- Born: 2 February 1979 (age 47) Homa Bay, Kenya
- Education: Master of Information Technology
- Alma mater: Moi University, Makerere University
- Occupations: Politician and Scientist (ICT)
- Organization: Parliament of Kenya
- Known for: Renown for public finance oversight having been a long serving Chair of Public Accounts Committee. Also Convenes the Climate Change Caucus in the Senate.
- Predecessor: Senator Gerald Otieno Kajwang
- Political party: ODM
- Children: 2

= Moses Otieno Kajwang =

Kenyan politician

Moses Otieno Kajwang (born 2 February 1979) is the second elected Senator for Homa Bay County in Kenya and a member of the Orange Democratic Movement. He was elected on 12 February 2015 in a by election that was occasioned by the death of his brother Gerald Otieno Kajwang. He was re-elected in 2017 for a second term and in 2022 for a third term.

Born into a family of politicians, his elder brother Gerald Otieno Kajwang served as a member of parliament for seventeen years and was a minister for Immigration for a period of five years under the Grand Coalition Government. He died on 18 November 2014. His other brother Thomas Joseph Kajwang' is a member of Parliament representing Ruaraka Constituency in Nairobi for the third term, while his brother Peter Kajwang’ is the elected member of county assembly (MCA) for Kaptembwo Ward in Nakuru County for the second term.

Prior to his political debut, he spent thirteen years in the financial services and supply chain industries.

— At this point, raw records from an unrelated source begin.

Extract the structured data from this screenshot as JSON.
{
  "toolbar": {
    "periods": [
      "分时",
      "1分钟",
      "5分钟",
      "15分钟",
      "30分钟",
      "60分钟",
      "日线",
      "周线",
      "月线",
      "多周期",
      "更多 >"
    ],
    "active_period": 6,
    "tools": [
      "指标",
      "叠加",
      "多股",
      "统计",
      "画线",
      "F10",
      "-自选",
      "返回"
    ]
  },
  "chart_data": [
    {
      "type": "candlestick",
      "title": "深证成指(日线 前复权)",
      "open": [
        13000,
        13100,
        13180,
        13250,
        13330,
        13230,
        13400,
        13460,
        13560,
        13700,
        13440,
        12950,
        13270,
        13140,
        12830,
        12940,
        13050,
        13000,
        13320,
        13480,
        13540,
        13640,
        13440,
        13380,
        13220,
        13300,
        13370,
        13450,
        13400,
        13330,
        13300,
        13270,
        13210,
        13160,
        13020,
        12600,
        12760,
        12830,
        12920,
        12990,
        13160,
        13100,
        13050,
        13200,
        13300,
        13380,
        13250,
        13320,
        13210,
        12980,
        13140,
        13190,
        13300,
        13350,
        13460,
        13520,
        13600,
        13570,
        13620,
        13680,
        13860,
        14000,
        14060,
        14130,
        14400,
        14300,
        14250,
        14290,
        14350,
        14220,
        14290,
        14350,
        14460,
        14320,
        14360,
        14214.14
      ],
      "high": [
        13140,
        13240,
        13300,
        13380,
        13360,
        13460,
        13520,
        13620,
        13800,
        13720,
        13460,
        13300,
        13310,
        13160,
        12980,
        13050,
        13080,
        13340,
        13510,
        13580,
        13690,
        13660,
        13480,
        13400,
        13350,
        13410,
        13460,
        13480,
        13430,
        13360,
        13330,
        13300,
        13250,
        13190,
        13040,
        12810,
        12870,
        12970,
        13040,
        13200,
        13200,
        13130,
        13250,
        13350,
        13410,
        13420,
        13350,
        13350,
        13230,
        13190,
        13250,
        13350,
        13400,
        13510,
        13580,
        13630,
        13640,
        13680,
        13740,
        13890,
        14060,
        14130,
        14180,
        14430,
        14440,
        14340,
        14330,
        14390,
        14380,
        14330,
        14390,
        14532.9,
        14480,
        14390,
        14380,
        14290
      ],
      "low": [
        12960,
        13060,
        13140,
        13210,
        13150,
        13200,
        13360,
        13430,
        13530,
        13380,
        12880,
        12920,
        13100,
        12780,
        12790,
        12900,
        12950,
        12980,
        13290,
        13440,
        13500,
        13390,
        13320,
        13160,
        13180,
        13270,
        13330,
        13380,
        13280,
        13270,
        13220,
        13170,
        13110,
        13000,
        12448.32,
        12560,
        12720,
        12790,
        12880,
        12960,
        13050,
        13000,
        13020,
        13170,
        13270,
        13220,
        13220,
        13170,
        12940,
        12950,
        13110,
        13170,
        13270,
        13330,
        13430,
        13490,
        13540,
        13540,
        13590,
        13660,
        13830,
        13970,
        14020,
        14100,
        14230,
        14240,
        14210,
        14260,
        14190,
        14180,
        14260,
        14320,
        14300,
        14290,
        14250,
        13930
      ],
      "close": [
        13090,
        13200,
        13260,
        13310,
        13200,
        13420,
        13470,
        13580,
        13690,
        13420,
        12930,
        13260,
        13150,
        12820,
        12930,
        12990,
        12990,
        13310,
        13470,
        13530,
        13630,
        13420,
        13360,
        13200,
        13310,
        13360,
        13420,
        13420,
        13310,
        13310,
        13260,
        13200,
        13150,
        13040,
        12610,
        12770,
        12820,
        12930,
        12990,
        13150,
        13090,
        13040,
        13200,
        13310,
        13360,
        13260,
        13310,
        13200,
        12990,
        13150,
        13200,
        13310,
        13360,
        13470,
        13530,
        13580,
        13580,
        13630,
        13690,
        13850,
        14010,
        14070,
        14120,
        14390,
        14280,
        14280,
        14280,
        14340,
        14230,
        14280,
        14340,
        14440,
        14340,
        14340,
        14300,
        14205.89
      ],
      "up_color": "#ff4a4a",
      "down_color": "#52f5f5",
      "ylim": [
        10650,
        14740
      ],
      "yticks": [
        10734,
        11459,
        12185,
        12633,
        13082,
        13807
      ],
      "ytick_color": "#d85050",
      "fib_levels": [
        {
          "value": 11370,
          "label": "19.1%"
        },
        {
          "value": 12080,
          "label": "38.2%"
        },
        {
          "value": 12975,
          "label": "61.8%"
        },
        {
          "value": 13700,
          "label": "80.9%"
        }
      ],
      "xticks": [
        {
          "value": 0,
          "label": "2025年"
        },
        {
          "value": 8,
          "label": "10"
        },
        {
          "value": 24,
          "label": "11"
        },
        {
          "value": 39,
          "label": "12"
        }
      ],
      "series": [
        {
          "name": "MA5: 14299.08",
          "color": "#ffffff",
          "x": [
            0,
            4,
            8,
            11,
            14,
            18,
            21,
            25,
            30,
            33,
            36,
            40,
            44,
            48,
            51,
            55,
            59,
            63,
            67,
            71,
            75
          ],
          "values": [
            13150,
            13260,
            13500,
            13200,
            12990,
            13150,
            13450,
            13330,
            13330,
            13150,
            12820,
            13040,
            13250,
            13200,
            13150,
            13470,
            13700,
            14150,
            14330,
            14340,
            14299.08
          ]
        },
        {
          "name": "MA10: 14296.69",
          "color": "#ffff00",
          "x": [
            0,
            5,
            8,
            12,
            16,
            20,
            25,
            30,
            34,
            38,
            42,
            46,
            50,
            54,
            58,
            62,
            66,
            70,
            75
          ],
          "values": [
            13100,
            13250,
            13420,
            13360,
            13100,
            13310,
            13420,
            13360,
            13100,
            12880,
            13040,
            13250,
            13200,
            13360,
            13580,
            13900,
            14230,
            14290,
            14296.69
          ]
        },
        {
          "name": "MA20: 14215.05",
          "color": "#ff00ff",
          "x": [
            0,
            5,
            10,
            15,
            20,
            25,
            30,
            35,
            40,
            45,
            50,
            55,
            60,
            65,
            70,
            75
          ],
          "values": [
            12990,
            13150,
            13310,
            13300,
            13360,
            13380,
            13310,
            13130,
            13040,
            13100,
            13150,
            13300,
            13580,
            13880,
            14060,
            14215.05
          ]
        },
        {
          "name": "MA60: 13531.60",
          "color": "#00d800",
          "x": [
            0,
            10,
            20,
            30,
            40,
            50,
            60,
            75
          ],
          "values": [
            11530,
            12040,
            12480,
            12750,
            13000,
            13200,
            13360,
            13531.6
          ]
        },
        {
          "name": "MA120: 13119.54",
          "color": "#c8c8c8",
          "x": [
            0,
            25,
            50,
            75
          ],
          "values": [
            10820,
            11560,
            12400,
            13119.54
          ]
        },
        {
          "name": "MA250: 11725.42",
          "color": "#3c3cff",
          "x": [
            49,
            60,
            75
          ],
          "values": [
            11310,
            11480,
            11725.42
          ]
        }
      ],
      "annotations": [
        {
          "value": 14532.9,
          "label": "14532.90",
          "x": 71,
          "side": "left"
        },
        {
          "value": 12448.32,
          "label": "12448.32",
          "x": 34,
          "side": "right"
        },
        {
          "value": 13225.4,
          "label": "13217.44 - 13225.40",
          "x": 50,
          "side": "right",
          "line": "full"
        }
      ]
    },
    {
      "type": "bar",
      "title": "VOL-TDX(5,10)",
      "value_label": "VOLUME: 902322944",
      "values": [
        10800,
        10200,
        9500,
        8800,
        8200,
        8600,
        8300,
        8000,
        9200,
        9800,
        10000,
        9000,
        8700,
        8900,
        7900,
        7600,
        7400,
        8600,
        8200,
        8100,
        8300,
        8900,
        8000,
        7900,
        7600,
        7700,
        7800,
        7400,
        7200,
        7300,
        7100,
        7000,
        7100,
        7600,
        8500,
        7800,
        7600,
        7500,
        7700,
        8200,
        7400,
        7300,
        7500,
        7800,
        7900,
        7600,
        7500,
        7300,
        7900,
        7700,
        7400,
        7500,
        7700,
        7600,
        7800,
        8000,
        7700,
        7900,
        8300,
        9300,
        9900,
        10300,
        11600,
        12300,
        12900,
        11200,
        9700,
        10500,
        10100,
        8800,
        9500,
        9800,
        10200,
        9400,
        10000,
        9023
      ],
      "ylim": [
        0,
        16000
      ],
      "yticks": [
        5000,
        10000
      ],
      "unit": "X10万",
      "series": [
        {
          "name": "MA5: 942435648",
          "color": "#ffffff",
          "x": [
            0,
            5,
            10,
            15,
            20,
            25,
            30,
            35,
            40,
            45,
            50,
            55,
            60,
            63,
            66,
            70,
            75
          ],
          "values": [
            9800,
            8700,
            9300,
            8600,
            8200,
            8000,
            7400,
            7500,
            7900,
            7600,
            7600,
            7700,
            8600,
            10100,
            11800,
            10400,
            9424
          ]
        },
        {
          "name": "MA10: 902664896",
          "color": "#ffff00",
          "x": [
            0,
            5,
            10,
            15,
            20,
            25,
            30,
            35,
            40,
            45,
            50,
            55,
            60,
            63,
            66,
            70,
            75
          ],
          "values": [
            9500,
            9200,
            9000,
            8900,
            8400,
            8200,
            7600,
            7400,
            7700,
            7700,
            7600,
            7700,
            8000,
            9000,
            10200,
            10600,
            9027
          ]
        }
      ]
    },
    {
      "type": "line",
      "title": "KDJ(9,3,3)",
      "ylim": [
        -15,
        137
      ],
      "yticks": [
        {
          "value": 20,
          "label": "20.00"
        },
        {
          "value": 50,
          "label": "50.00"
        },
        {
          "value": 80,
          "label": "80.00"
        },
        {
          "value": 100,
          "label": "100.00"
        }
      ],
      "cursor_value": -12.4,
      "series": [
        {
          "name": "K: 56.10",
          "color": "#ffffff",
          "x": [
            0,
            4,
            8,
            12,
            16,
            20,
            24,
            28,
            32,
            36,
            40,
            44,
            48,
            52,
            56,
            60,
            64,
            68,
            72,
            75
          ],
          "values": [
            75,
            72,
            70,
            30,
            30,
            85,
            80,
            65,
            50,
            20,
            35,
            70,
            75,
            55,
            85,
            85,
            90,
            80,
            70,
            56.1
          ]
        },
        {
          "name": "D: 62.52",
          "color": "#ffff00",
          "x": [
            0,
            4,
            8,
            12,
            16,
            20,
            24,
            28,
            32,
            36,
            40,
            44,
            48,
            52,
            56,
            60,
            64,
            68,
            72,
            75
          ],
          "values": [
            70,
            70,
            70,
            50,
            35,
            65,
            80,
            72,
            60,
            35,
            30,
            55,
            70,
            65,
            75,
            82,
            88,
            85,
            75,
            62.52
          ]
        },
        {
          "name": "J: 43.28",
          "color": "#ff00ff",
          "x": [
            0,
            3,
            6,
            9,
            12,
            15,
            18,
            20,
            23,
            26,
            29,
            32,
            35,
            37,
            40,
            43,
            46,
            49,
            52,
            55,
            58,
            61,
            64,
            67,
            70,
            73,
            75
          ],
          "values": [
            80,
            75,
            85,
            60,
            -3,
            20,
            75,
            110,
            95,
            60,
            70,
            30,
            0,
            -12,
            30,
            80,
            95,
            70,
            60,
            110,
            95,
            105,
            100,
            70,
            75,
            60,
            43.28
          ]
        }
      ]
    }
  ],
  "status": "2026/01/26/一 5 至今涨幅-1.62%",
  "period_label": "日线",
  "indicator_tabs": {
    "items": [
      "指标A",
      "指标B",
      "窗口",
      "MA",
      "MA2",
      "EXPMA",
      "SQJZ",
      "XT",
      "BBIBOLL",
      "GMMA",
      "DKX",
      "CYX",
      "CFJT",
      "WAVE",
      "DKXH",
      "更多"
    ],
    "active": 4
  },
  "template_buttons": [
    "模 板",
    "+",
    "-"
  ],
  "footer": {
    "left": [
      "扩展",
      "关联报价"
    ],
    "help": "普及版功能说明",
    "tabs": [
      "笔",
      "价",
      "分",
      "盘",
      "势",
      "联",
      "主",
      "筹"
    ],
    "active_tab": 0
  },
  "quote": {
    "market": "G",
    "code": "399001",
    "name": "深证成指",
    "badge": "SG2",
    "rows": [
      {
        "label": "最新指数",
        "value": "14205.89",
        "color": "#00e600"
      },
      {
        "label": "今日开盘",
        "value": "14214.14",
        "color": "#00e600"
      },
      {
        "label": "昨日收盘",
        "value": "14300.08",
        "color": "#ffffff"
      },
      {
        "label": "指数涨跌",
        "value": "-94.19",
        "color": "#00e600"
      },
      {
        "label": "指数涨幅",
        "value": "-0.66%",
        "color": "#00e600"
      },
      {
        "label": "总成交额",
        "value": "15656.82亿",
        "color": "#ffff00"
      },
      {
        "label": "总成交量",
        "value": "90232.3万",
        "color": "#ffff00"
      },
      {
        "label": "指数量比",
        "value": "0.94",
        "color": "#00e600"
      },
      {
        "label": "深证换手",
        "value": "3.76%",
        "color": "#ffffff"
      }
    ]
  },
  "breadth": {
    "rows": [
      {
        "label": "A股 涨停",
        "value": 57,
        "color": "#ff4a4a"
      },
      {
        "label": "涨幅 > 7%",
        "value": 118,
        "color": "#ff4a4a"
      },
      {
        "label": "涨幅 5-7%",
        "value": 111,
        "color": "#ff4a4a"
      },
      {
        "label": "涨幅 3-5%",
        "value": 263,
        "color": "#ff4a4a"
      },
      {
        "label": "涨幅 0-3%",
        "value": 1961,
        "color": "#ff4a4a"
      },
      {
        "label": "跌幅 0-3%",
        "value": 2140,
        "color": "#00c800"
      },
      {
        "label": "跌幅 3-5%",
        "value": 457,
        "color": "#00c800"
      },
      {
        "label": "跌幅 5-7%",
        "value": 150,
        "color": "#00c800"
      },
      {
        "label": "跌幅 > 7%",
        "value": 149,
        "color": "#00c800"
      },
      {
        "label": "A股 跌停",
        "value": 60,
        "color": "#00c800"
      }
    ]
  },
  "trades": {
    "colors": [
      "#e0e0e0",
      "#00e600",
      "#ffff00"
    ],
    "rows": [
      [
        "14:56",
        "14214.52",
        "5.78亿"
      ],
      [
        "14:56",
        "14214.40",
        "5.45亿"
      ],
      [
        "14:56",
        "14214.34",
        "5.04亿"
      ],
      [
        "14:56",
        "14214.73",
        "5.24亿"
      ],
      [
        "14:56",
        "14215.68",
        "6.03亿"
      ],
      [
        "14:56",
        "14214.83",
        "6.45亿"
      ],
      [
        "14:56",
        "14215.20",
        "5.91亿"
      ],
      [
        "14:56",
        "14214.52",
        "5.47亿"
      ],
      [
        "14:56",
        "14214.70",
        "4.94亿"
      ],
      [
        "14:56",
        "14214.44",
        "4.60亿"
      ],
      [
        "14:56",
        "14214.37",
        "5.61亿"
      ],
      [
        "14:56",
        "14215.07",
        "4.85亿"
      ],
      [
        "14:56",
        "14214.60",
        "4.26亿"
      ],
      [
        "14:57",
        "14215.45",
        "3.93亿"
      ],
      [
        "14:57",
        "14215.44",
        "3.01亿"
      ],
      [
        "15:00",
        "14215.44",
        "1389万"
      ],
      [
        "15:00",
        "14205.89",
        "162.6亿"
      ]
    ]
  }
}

He was the head of Information technology at the ICEA LION Insurance Group and was responsible for implementing and managing information systems in the General Insurance division. Before this he was in charge of ICT at DHL Supply Chain where he was responsible for automating supply chains in diverse industries including telecommunications, manufacturing and pharmaceuticals. He also worked at UAP Insurance in Uganda where he was Head of ICT and Quality Assurance.

He is the Chairman of the Senate Public Accounts Committee, a position that he has held for the second time in two terms

He is also the Convener of the Senate Climate Change Caucus and represented parliament at the 27th Conference of Parties (COP27) in Sharm el Sheikh in Egypt. He is a member of the Senate Roads Committee and the Senate Agriculture Committee.

He holds a Master of Information Technology from Makerere University in Uganda and a Bachelor of Science degree in Information Sciences from Moi University in Kenya He is enrolled in the Master of Public Policy Management programme at Strathmore University in Kenya. He is a member of the British Computer Society and an alumnus of Lenana School and Langata Road Primary School in Nairobi, Kenya.

While an undergraduate at Moi University, he was the Secretary General of the Moi University Students Organisation (MUSO), the Chairman of the Moi University Students Elections Board and the Treasurer of the Information Sciences Students Association. He was the Headboy and best student in primary school examinations (KCPE) at Langata Road Primary School in 1992.